Introduction to ACK Backup Center

For businesses running on Kubernetes clusters, ACK provides a one-stop solution for containerized business disaster recovery and migration known as the Backup Center.

Backup center overview: https://www.alibabacloud.com/help/en/ack/ack-managed-and-ack-dedicated/user-guide/backup-center-overview

Cluster O&M engineers can perform the following operations: backup, configure resource adjustment strategies (optional), and restoration.

Backup: Cluster O&M engineers can create a periodic backup schedule or a single application backup in the console of the backup cluster with one click. Compared with ETCD backup, the backup center supports selecting applications to back up based on dimensions such as namespaces, labels, and resource types. For stateful applications, it supports simultaneously backing up storage volume data mounted by the business. Enterprises that have a robust GitOps process can leverage the backup center's data protection capabilities to support exclusively selecting storage volume data to back up.

After the backup is completed and uploaded to the OSS bucket associated with the backup vault, the backup center does not make any changes to the backup stored in the cloud.

Configure resource adjustment strategies and restoration: The backup center supports the following methods to modify clusters:

• Default modifications: No configuration is required; these are executed by default by the components during recovery. Here are some examples: general modification of temporary information such as resource deletion UIDs, changes from FlexVolume to CSI when restoring storage volumes, automatic upgrade of API Versions, and some known compatibility modifications in cross-cloud scenarios.

• Common modifications: They can be easily implemented by configuring the fields of the recovery task. Examples include mapping of namespaces, storage classes, and image registry addresses, as well as rewriting annotations for svc and ing to enable compatibility with the network plug-in.

• General modifications: For more flexible modification needs, reliance on Velero's resource modifier function is required. Specifically, this involves writing configuration items (ConfigMaps) to achieve specific field changes, with support for JSON patch operations such as add, delete, and replace.

Default modifications are applied only to resources and fields that require modifications to ensure successful deployment of the resources.
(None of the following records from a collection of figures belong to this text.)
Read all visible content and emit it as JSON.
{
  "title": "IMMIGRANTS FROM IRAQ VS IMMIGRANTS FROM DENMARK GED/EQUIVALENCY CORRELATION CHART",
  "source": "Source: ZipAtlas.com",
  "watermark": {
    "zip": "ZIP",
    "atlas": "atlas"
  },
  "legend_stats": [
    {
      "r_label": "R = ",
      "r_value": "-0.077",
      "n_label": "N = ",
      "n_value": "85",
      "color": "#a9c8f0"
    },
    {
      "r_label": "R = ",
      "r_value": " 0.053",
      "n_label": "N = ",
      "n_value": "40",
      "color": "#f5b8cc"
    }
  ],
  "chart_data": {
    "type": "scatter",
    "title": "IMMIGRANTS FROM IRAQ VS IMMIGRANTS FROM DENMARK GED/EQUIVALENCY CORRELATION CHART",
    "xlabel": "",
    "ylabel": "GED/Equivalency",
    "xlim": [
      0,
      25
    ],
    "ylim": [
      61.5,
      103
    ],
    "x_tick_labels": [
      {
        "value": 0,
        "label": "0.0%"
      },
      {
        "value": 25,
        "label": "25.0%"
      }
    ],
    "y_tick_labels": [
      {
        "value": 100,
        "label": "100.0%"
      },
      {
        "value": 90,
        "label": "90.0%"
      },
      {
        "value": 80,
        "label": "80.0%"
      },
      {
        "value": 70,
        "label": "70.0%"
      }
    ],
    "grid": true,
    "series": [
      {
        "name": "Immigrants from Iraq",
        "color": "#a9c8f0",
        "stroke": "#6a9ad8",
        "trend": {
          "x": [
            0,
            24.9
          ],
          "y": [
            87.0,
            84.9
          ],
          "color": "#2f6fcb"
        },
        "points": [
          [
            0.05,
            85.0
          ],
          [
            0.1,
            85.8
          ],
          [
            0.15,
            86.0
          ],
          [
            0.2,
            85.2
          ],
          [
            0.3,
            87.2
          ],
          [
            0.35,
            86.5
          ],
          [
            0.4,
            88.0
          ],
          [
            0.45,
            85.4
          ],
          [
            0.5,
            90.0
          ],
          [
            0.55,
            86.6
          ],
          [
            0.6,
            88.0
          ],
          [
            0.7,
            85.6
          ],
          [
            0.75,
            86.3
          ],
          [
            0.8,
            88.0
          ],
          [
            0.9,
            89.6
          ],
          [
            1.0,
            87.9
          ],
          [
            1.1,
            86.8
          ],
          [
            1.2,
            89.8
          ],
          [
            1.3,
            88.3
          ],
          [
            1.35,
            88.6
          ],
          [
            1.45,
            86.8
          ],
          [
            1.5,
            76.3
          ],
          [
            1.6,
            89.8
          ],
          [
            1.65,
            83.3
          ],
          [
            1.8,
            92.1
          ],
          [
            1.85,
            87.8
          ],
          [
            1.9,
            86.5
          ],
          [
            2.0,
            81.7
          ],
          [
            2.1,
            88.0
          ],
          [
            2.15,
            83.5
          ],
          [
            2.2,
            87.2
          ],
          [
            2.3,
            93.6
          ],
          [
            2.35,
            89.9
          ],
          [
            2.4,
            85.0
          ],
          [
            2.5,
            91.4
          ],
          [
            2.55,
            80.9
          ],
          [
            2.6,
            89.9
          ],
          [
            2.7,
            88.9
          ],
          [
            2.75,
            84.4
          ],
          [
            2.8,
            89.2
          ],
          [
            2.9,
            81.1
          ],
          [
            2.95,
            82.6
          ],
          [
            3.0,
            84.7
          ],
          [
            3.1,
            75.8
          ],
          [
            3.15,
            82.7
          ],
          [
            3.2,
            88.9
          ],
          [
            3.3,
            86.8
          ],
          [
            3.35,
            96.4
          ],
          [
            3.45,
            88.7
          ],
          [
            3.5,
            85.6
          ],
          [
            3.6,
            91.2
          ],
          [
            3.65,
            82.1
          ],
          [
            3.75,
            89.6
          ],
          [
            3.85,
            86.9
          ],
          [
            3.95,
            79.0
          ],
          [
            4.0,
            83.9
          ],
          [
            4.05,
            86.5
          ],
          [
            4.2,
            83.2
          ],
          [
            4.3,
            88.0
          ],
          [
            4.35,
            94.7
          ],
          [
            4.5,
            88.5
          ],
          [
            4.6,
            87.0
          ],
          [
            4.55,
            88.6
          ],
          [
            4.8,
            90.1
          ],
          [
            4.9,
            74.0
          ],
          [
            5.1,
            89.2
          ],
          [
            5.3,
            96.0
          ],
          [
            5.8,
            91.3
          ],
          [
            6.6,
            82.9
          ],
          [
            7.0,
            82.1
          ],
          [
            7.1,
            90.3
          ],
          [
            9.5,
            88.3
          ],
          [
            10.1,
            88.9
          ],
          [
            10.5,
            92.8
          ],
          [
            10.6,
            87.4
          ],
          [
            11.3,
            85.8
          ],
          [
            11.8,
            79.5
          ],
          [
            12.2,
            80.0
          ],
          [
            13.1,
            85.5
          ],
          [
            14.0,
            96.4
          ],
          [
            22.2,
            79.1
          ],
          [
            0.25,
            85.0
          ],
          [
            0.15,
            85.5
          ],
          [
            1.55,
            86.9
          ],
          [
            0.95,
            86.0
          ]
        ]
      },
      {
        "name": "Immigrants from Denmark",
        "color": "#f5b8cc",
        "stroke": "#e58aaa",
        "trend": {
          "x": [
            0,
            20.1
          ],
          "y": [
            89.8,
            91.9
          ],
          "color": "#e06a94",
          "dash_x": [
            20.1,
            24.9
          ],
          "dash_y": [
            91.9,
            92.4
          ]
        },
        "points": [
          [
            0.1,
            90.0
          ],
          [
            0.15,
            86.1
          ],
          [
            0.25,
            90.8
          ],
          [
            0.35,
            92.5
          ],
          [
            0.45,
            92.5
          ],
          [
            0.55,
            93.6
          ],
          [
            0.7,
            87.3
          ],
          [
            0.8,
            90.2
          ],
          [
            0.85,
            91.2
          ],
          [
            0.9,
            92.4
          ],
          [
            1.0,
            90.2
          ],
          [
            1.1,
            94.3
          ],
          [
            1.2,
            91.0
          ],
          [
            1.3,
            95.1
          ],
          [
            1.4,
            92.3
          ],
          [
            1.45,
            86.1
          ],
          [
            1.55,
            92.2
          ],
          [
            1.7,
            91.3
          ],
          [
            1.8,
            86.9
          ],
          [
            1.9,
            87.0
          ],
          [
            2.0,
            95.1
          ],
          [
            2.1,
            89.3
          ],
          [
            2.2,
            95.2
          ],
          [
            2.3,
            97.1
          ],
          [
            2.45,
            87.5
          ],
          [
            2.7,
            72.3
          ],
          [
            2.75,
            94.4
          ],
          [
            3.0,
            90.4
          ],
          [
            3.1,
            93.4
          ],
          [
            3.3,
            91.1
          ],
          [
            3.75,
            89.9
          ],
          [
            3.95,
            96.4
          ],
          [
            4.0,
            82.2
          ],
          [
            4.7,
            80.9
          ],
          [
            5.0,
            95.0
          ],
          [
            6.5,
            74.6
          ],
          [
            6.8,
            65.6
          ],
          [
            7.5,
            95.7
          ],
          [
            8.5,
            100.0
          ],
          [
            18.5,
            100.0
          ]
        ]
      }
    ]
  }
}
In most in-place disaster recovery scenarios, additional resource adjustment strategies are not required.

Common modifications and general modifications are both optional configurations for O&M engineers, which are used to:

• Ensure compatibility with new clusters or cloud resource environments when restarting services. This is important for disaster recovery scenarios across different locations such as hybrid clouds. For example, it addresses the issues caused by address changes after images are uploaded to the cloud and differences in underlying cloud resources among various cloud providers.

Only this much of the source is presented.